Debt Ratio Regression: January 2009
Variables used in the regression
- Debt
Ratio = Debt/ (Market Value of Equity + Debt): If you can get market value
of debt, use it. Else, use book value of debt.
- Insider
Holdings = Shares held by insiders/ Primary number of shares outstanding.
(Available on Yahoo! Finance)
- Expected growth rate in EPS
- (Available on Yahoo! Finance). If you cannot get an estimate, use
your own estimate of growth.
- Intangible
Assets / Total Assets = (Goodwill + Other Intangible Assets)/ Book value
of Total Assets
- EBITDA/
Enterprise Value = EBITDA/ (Market Value of Equity + Debt - Cash)
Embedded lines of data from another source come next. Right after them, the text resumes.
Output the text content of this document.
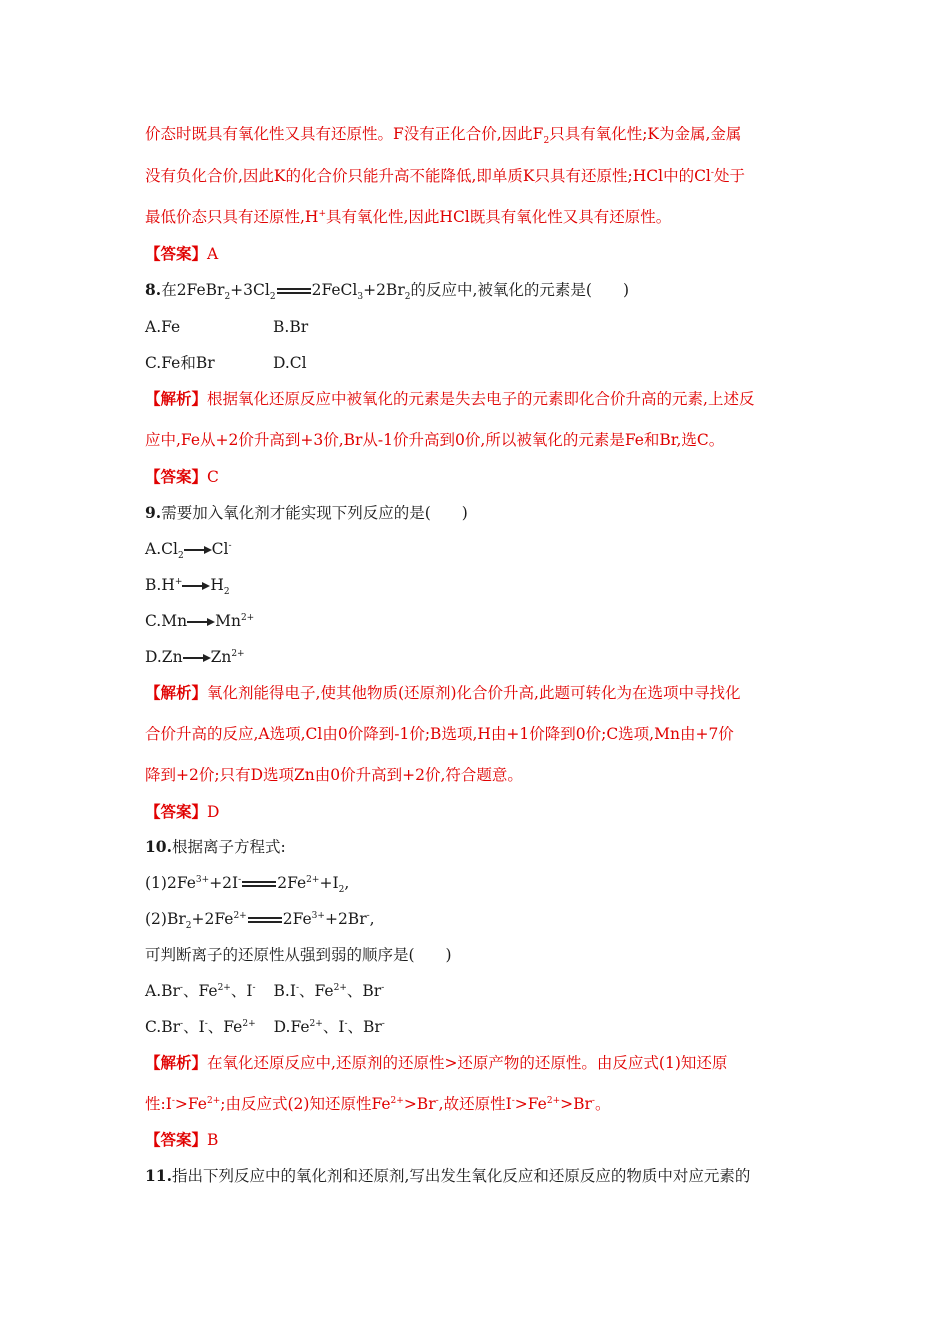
价态时既具有氧化性又具有还原性。F没有正化合价,因此$F_2$只具有氧化性;K为金属,金属
没有负化合价,因此K的化合价只能升高不能降低,即单质K只具有还原性;HCl中的Cl-处于
最低价态只具有还原性,H+具有氧化性,因此HCl既具有氧化性又具有还原性。
【答案】A
8.在$2FeBr_2+3Cl_2$ $2FeCl_3+2Br_2$的反应中,被氧化的元素是(　　)
A.Fe	B.Br
C.Fe和Br	D.Cl
【解析】根据氧化还原反应中被氧化的元素是失去电子的元素即化合价升高的元素,上述反
应中,Fe从+2价升高到+3价,Br从-1价升高到0价,所以被氧化的元素是Fe和Br,选C。
【答案】C
9.需要加入氧化剂才能实现下列反应的是(　　)
$A.Cl_2$ Cl-
B.H+ $H_2$
C.Mn $Mn^{2+}$
D.Zn $Zn^{2+}$
【解析】氧化剂能得电子,使其他物质(还原剂)化合价升高,此题可转化为在选项中寻找化
合价升高的反应,A选项,Cl由0价降到-1价;B选项,H由+1价降到0价;C选项,Mn由+7价
降到+2价;只有D选项Zn由0价升高到+2价,符合题意。
【答案】D
10.根据离子方程式:
$(1)2Fe^{3+}+2I^-$ $2Fe^{2+}+I_2$,
$(2)Br_2+2Fe^{2+}$ $2Fe^{3+}+2Br^-$,
可判断离子的还原性从强到弱的顺序是(　　)
A.Br-、$Fe^{2+}$、I- B.I-、$Fe^{2+}$、Br-
C.Br-、I-、$Fe^{2+}$ $D.Fe^{2+}$、I-、Br-
【解析】在氧化还原反应中,还原剂的还原性>还原产物的还原性。由反应式(1)知还原
性$:I^->Fe^{2+}$;由反应式(2)知还原性$Fe^{2+}>Br^-$,故还原性$I^->Fe^{2+}>Br^-$。
【答案】B
11.指出下列反应中的氧化剂和还原剂,写出发生氧化反应和还原反应的物质中对应元素的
- How do I use this regression?
Assume that
you want to estimate the market debt ratio for a firm with the following
characteristics:
Insider
holdings = 9% of outstanding stock
Expected
growth rate in EPS=
10%
EBITDA/
Enterprise Value = 8%
Intaingible
Assets/ Total Assets = 12%
Expected
Debt Ratio= 0.327 + 0.026 (.08)-0.138 (.09)-.878 (.10) -.064 (.12) = .2218 or
22.18%
If your
predicted value is less than zero, your predicted debt ratio is zero.